Without all these activities his life would be very limited and perhaps in his eyes would not be worth living. The driving is something different though as lives other than his own are at risk but still you can only express your concerns or suggest alternatives.It is his responsibility in the end

Izabella Mon 30-Apr-18 11:47:11

I speak personally, but it is from experience that I have become aware of my own limitations. I am stubborn and paid little heed to the nagging of others at the time.

It's very hard for you to sit back but I fear that is what you have to do.

Katek Mon 30-Apr-18 11:25:03

What happened to my italics??

Katek Mon 30-Apr-18 11:24:10

Dh had heart attack in 2006 and had a stent fitted. He then had a second small attack in 2007 and has been on a myriad of drugs ever since and also has PVD. He’s very well, quite fit, attends cardiac exercise class every week and is still working on a consultancy basis from home.

So far, so good....the problem arises insofar as he does not accept limitations on his activities. He lifts and carries heavy items including up and down stairs, has rugby tackle sessions with dgs, climbs ladders, moves fridge freezers and furniture, chops logs with sil......you get the picture I hope.?!

In many ways I know we’re very lucky that he’s well enough to do these things, but he is taking risks all the time.
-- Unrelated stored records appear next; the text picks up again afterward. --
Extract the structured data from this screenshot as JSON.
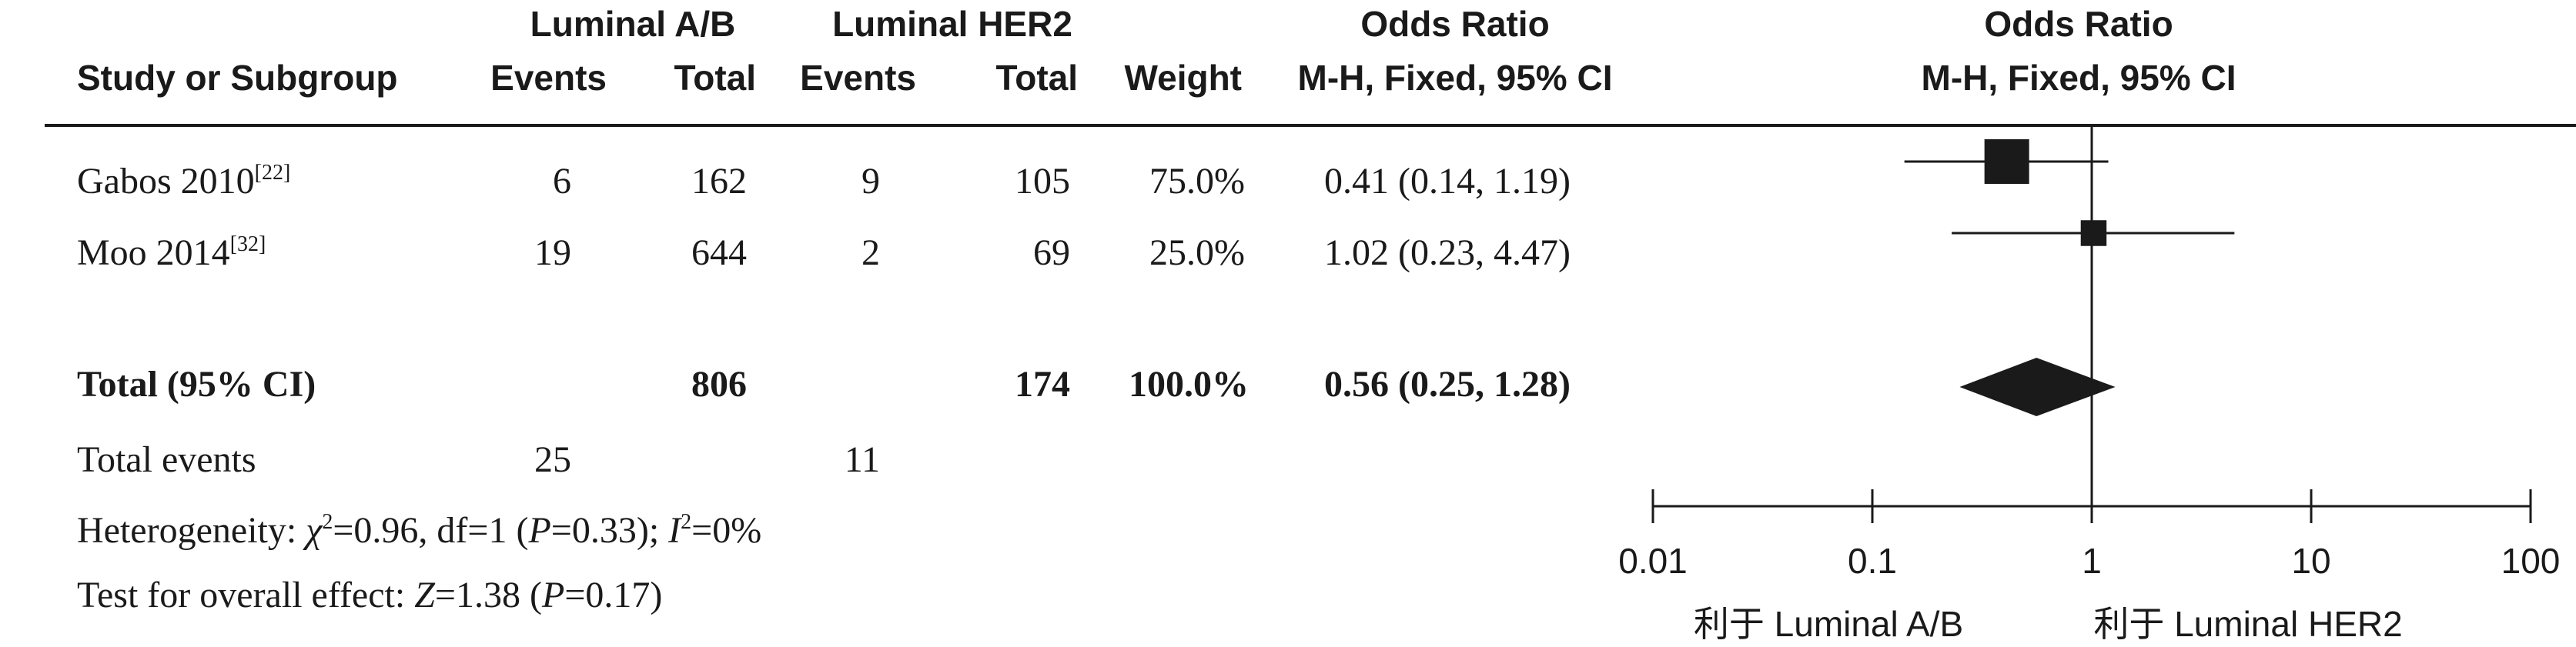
{
  "headers": {
    "study": "Study or Subgroup",
    "group1": "Luminal A/B",
    "group2": "Luminal HER2",
    "events": "Events",
    "total": "Total",
    "weight": "Weight",
    "or_title": "Odds Ratio",
    "or_method": "M-H, Fixed, 95% CI",
    "plot_title": "Odds Ratio",
    "plot_method": "M-H, Fixed, 95% CI"
  },
  "studies": [
    {
      "name": "Gabos 2010",
      "ref": "[22]",
      "e1": "6",
      "t1": "162",
      "e2": "9",
      "t2": "105",
      "weight": "75.0%",
      "ci_text": "0.41 (0.14, 1.19)"
    },
    {
      "name": "Moo 2014",
      "ref": "[32]",
      "e1": "19",
      "t1": "644",
      "e2": "2",
      "t2": "69",
      "weight": "25.0%",
      "ci_text": "1.02 (0.23, 4.47)"
    }
  ],
  "total": {
    "label": "Total (95% CI)",
    "t1": "806",
    "t2": "174",
    "weight": "100.0%",
    "ci_text": "0.56 (0.25, 1.28)"
  },
  "total_events": {
    "label": "Total events",
    "e1": "25",
    "e2": "11"
  },
  "heterogeneity": {
    "prefix": "Heterogeneity: ",
    "chi_sym": "χ",
    "chi_rest": "=0.96, df=1 (",
    "p_sym": "P",
    "p_rest": "=0.33); ",
    "i_sym": "I",
    "i_rest": "=0%"
  },
  "overall": {
    "prefix": "Test for overall effect: ",
    "z_sym": "Z",
    "z_rest": "=1.38 (",
    "p_sym": "P",
    "p_rest": "=0.17)"
  },
  "axis": {
    "left_label": "利于 Luminal A/B",
    "right_label": "利于 Luminal HER2"
  },
  "chart_data": {
    "type": "forest",
    "x_scale": "log",
    "xlim": [
      0.01,
      100
    ],
    "x_ticks": [
      0.01,
      0.1,
      1,
      10,
      100
    ],
    "x_tick_labels": [
      "0.01",
      "0.1",
      "1",
      "10",
      "100"
    ],
    "reference_line": 1,
    "studies": [
      {
        "name": "Gabos 2010",
        "or": 0.41,
        "lower": 0.14,
        "upper": 1.19,
        "weight": 75.0
      },
      {
        "name": "Moo 2014",
        "or": 1.02,
        "lower": 0.23,
        "upper": 4.47,
        "weight": 25.0
      }
    ],
    "pooled": {
      "name": "Total (95% CI)",
      "or": 0.56,
      "lower": 0.25,
      "upper": 1.28
    },
    "colors": {
      "ink": "#1a1a1a"
    }
  }
}
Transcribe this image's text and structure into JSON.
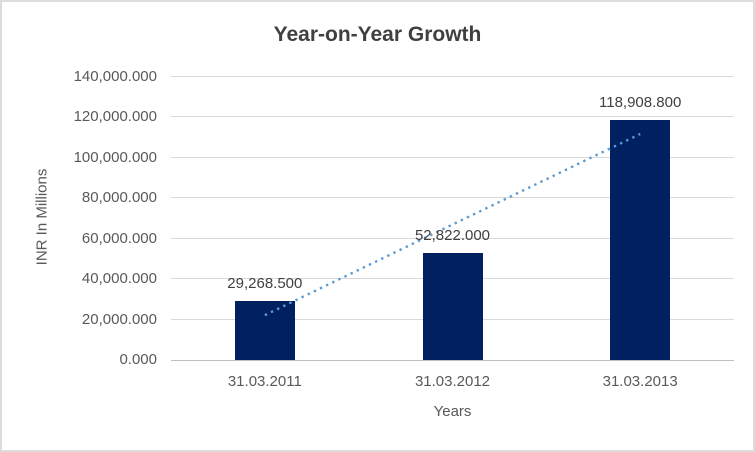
{
  "chart_data": {
    "type": "bar",
    "title": "Year-on-Year Growth",
    "xlabel": "Years",
    "ylabel": "INR In Millions",
    "categories": [
      "31.03.2011",
      "31.03.2012",
      "31.03.2013"
    ],
    "values": [
      29268.5,
      52822.0,
      118908.8
    ],
    "value_labels": [
      "29,268.500",
      "52,822.000",
      "118,908.800"
    ],
    "ylim": [
      0,
      140000
    ],
    "ytick_step": 20000,
    "ytick_labels": [
      "0.000",
      "20,000.000",
      "40,000.000",
      "60,000.000",
      "80,000.000",
      "100,000.000",
      "120,000.000",
      "140,000.000"
    ],
    "grid": true,
    "legend_position": "none",
    "trendline": {
      "type": "linear",
      "style": "dotted",
      "color": "#5b9bd5"
    },
    "colors": {
      "bar_fill": "#002060",
      "title_text": "#404040",
      "axis_text": "#595959",
      "data_label_text": "#404040",
      "gridline": "#d9d9d9",
      "axis_line": "#bfbfbf",
      "chart_border": "#dcdcdc",
      "background": "#ffffff"
    }
  }
}
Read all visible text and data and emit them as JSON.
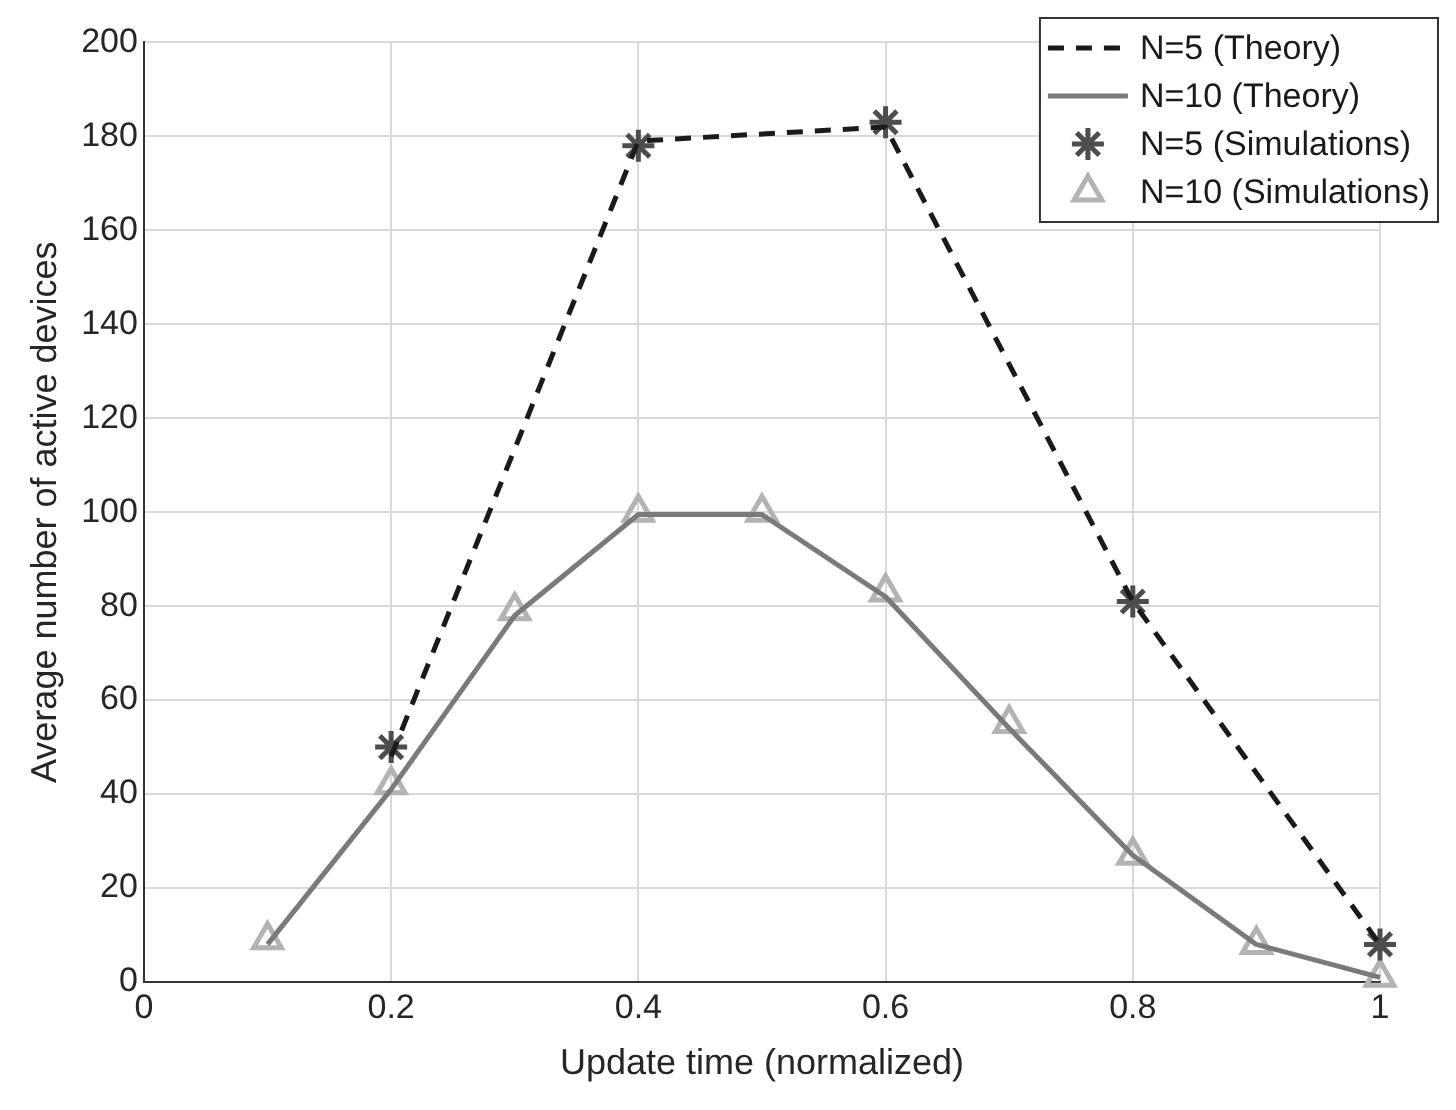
{
  "chart_data": {
    "type": "line",
    "xlabel": "Update time (normalized)",
    "ylabel": "Average number of active devices",
    "xlim": [
      0,
      1
    ],
    "xticks": [
      0,
      0.2,
      0.4,
      0.6,
      0.8,
      1
    ],
    "ylim": [
      0,
      200
    ],
    "yticks": [
      0,
      20,
      40,
      60,
      80,
      100,
      120,
      140,
      160,
      180,
      200
    ],
    "grid": true,
    "legend": "top right",
    "series": [
      {
        "name": "N=5 (Theory)",
        "type": "line",
        "color": "#1a1a1a",
        "line_style": "dashed",
        "marker": "none",
        "x": [
          0.2,
          0.4,
          0.6,
          0.8,
          1
        ],
        "values": [
          48,
          179,
          182,
          81,
          8
        ]
      },
      {
        "name": "N=10 (Theory)",
        "type": "line",
        "color": "#7a7a7a",
        "line_style": "solid",
        "marker": "none",
        "x": [
          0.1,
          0.2,
          0.3,
          0.4,
          0.5,
          0.6,
          0.7,
          0.8,
          0.9,
          1
        ],
        "values": [
          8,
          41,
          78,
          99.5,
          99.5,
          82,
          54,
          27,
          8,
          1
        ]
      },
      {
        "name": "N=5 (Simulations)",
        "type": "scatter",
        "color": "#4d4d4d",
        "marker": "cross",
        "x": [
          0.2,
          0.4,
          0.6,
          0.8,
          1
        ],
        "values": [
          50,
          178,
          183,
          81,
          8
        ]
      },
      {
        "name": "N=10 (Simulations)",
        "type": "scatter",
        "color": "#b3b3b3",
        "marker": "triangle",
        "x": [
          0.1,
          0.2,
          0.3,
          0.4,
          0.5,
          0.6,
          0.7,
          0.8,
          0.9,
          1
        ],
        "values": [
          9,
          42,
          79,
          100,
          100,
          83,
          55,
          27,
          8,
          1
        ]
      }
    ]
  }
}
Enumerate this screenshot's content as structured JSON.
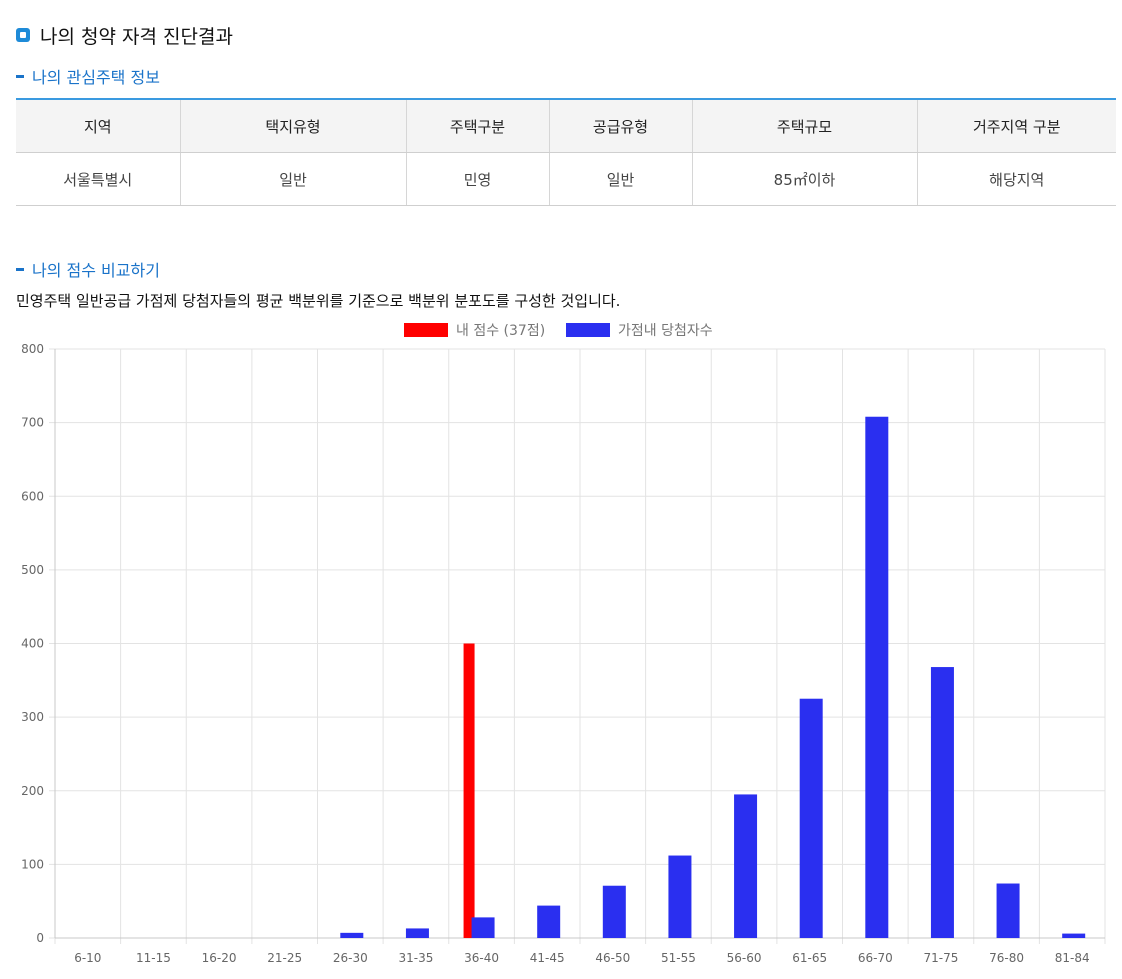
{
  "page": {
    "title": "나의 청약 자격 진단결과",
    "section1_title": "나의 관심주택 정보",
    "section2_title": "나의 점수 비교하기",
    "description": "민영주택 일반공급 가점제 당첨자들의 평균 백분위를 기준으로 백분위 분포도를 구성한 것입니다."
  },
  "housing_info": {
    "headers": [
      "지역",
      "택지유형",
      "주택구분",
      "공급유형",
      "주택규모",
      "거주지역 구분"
    ],
    "values": [
      "서울특별시",
      "일반",
      "민영",
      "일반",
      "85㎡이하",
      "해당지역"
    ]
  },
  "chart_data": {
    "type": "bar",
    "categories": [
      "6-10",
      "11-15",
      "16-20",
      "21-25",
      "26-30",
      "31-35",
      "36-40",
      "41-45",
      "46-50",
      "51-55",
      "56-60",
      "61-65",
      "66-70",
      "71-75",
      "76-80",
      "81-84"
    ],
    "series": [
      {
        "name": "내 점수 (37점)",
        "color": "#ff0000",
        "values": [
          0,
          0,
          0,
          0,
          0,
          0,
          400,
          0,
          0,
          0,
          0,
          0,
          0,
          0,
          0,
          0
        ]
      },
      {
        "name": "가점내 당첨자수",
        "color": "#2a2ff0",
        "values": [
          0,
          0,
          0,
          0,
          7,
          13,
          28,
          44,
          71,
          112,
          195,
          325,
          708,
          368,
          74,
          6
        ]
      }
    ],
    "ylim": [
      0,
      800
    ],
    "yticks": [
      0,
      100,
      200,
      300,
      400,
      500,
      600,
      700,
      800
    ],
    "grid": true,
    "legend": "top-center"
  }
}
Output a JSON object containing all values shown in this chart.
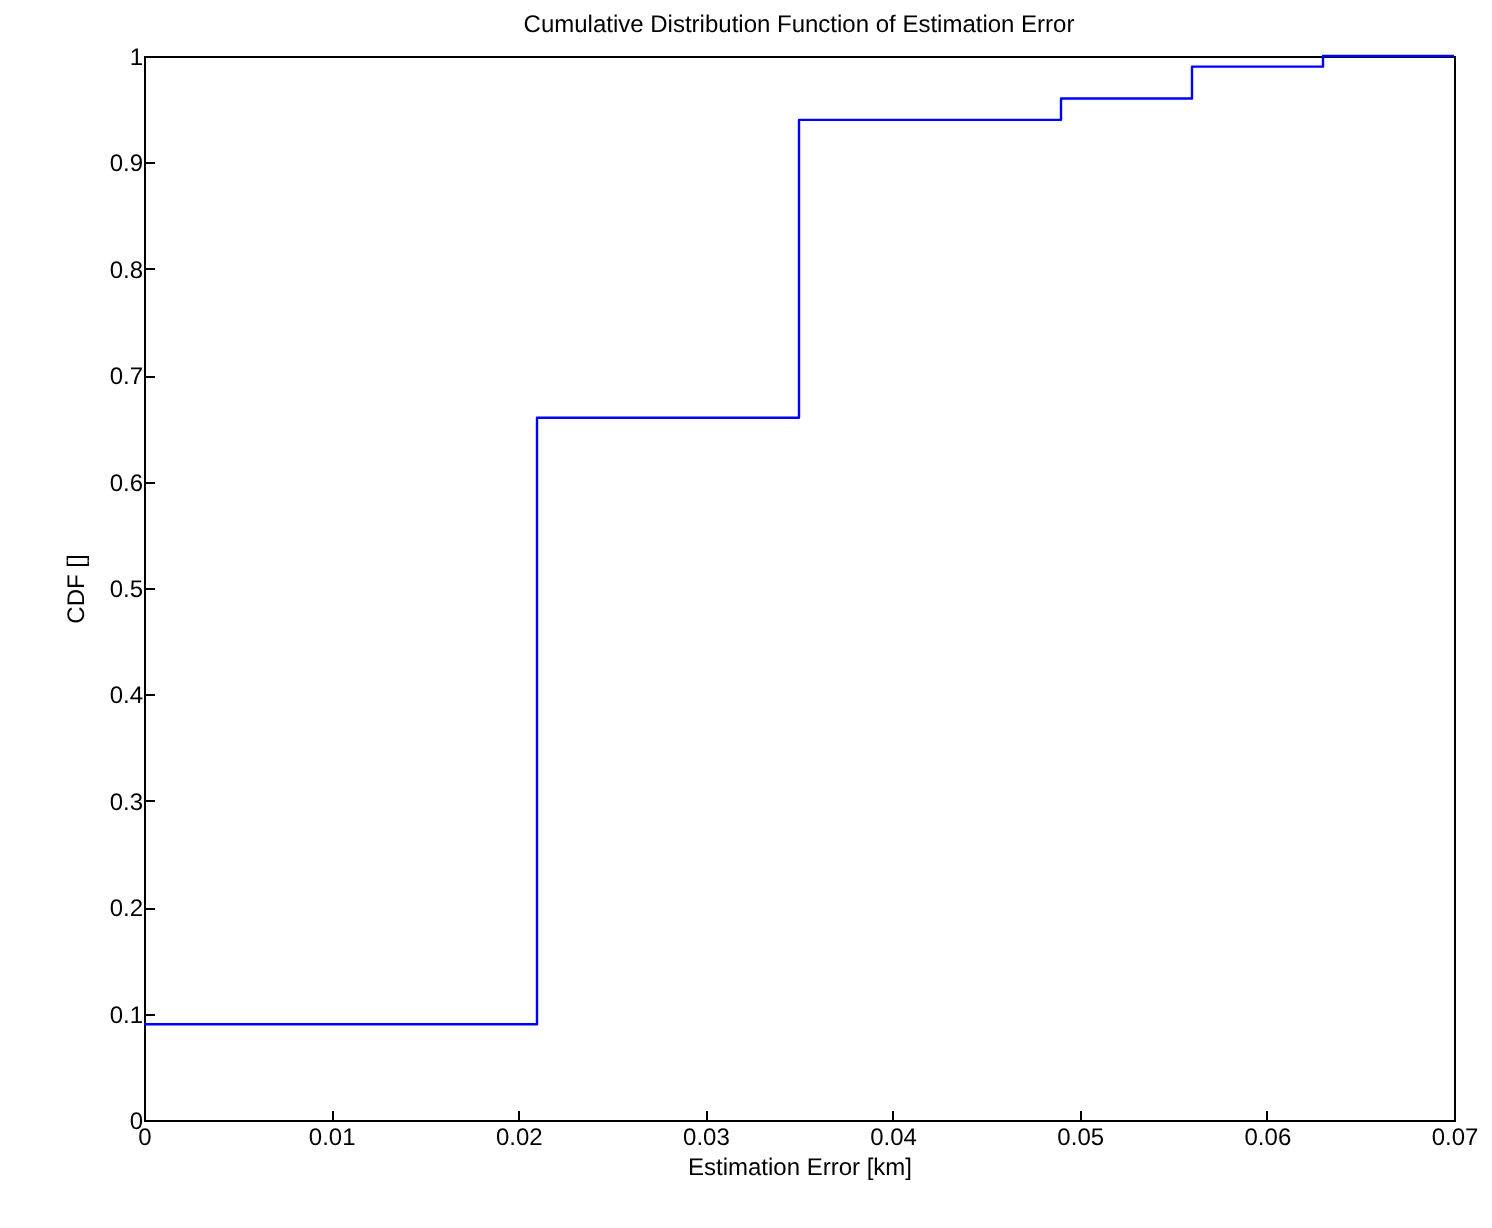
{
  "chart_data": {
    "type": "step",
    "title": "Cumulative Distribution Function of Estimation Error",
    "xlabel": "Estimation Error [km]",
    "ylabel": "CDF []",
    "x": [
      0,
      0.021,
      0.035,
      0.049,
      0.056,
      0.063,
      0.07
    ],
    "series": [
      {
        "color": "#0000ff",
        "values": [
          0.09,
          0.66,
          0.94,
          0.96,
          0.99,
          1,
          1
        ]
      }
    ],
    "xlim": [
      0,
      0.07
    ],
    "xticks": [
      0,
      0.01,
      0.02,
      0.03,
      0.04,
      0.05,
      0.06,
      0.07
    ],
    "ylim": [
      0,
      1
    ],
    "yticks": [
      0,
      0.1,
      0.2,
      0.3,
      0.4,
      0.5,
      0.6,
      0.7,
      0.8,
      0.9,
      1
    ],
    "grid": false,
    "marker": "none",
    "line_style": "solid"
  }
}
I’ve sort of learnt to live with it as this is who he is - despite having some heart stopping moments myself. What is worrying me this week is that he’s insistent on driving a 250 mile round trip in one day and not for the first time. I think it’s far too much, will tire him out unnecessarily and then I’ll be worried about strain on his system. I’ve also noticed a couple of little incidents in the car where his attention isn’t quite there.

Is this a reasonable concern or am I overreacting?